Here was what I hoped to accomplish for Good Readance at the start of the event:

  • Cull my books owned shelf. !! I did this, but tbh I’m probably going to put a lot back. I like owning books.
  • Remove tags by year on GR. !! I did this.
  • Update my ratings. !! Did this.
  • Make a professional GR account. !! I did this but…I don’t know if I’m actually going to use it or keep it. I might want to keep a written record of books I read for work/professional development.
  • Delete my eARCs shelves on GR. !! Did this, but honestly, I think it was helpful to have even though I didn’t always update it.
  • Create a catalog/database of eARCs.
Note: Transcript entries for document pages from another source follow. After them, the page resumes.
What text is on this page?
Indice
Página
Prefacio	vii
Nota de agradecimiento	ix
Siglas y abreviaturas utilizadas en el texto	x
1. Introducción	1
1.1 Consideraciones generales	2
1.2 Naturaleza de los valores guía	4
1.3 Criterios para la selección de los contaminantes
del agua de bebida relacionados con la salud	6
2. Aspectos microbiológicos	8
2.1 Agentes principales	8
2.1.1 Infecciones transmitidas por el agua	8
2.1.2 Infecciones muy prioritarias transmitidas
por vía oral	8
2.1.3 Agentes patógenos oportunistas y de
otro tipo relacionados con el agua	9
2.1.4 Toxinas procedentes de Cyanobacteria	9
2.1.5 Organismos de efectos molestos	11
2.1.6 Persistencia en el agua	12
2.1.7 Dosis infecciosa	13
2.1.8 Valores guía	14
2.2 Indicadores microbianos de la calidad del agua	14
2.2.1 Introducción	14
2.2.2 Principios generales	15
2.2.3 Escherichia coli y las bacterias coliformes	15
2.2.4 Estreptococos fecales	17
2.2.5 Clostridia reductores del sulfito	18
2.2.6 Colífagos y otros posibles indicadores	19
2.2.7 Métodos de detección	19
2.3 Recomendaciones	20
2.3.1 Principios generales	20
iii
X! Started doing this on Notion. I have done my eARCs for 2020.
  • Delete all eARCs from before 2019. ?? I can’t remember if I did this. I did a few books, but can’t remember why or from what year.
  • Delete titles I don’t remember the author, title, or plot. X! Kind of started doing this.

september goals

  • Read 4-5 September releases. !! YES I killed this goal.
  • Drink less Diet Coke. !X um…I had less than normal during the weeks I worked so…does that count?
  • Try to reconnect with witchcraft. !! I did try to do this, but I think I’m still feeling disconnected because my tarot readings are all over the place.
  • Celebrate Mabon. !! I did this! I cleansed my tarot deck and tried to start redoing my digital grimoire on Notion.

october goals

  • Make time to do one relaxing thing per day. I took a webinar on Covid-related stress and anxiety, and one thing that the presenters suggested was taking time out of every day to schedule in something that you know calms you. I plan to make a list of things that relax me and make some kind of tracker to make sure I stick to this goal.
  • Read more picture books and MG. I want to do this both for my current job and to further my future career in publishing. I have been reading a lot more of those genres this year, but during lockdown that project fell to the wayside so I need to pick it back up again.
  • Read 3-4 October releases. I’m going to be posting my October TBR, which will include books actually being released this month, so I hope to read 3-4+ of these books because I felt super proud of myself last month for actually reading new releases on time.
  • Read Mexican Gothic!!! Lol @ me for making reading this book its own goal. I keep meaning to read it AND I got it as an add-on book with Book of the Month last month, so I really need to read it.
  • Celebrate Samhain. AKA the best witch holiday. This Samhain, I’m hoping I’ll actually be off to celebrate, which means a WHOLE DAY of witchy things are ahead!!
  • Participate in Dewey’s 24-hr readathon! I tried to participate in the summer reverseathon but only got a couple hours in. To be honest, I prefer the normal readathons in October and April and am very pumped. They’re also doing pre-readathon challenges this year that I hope to participate in, so expect a TBR post for those and the readathon soon!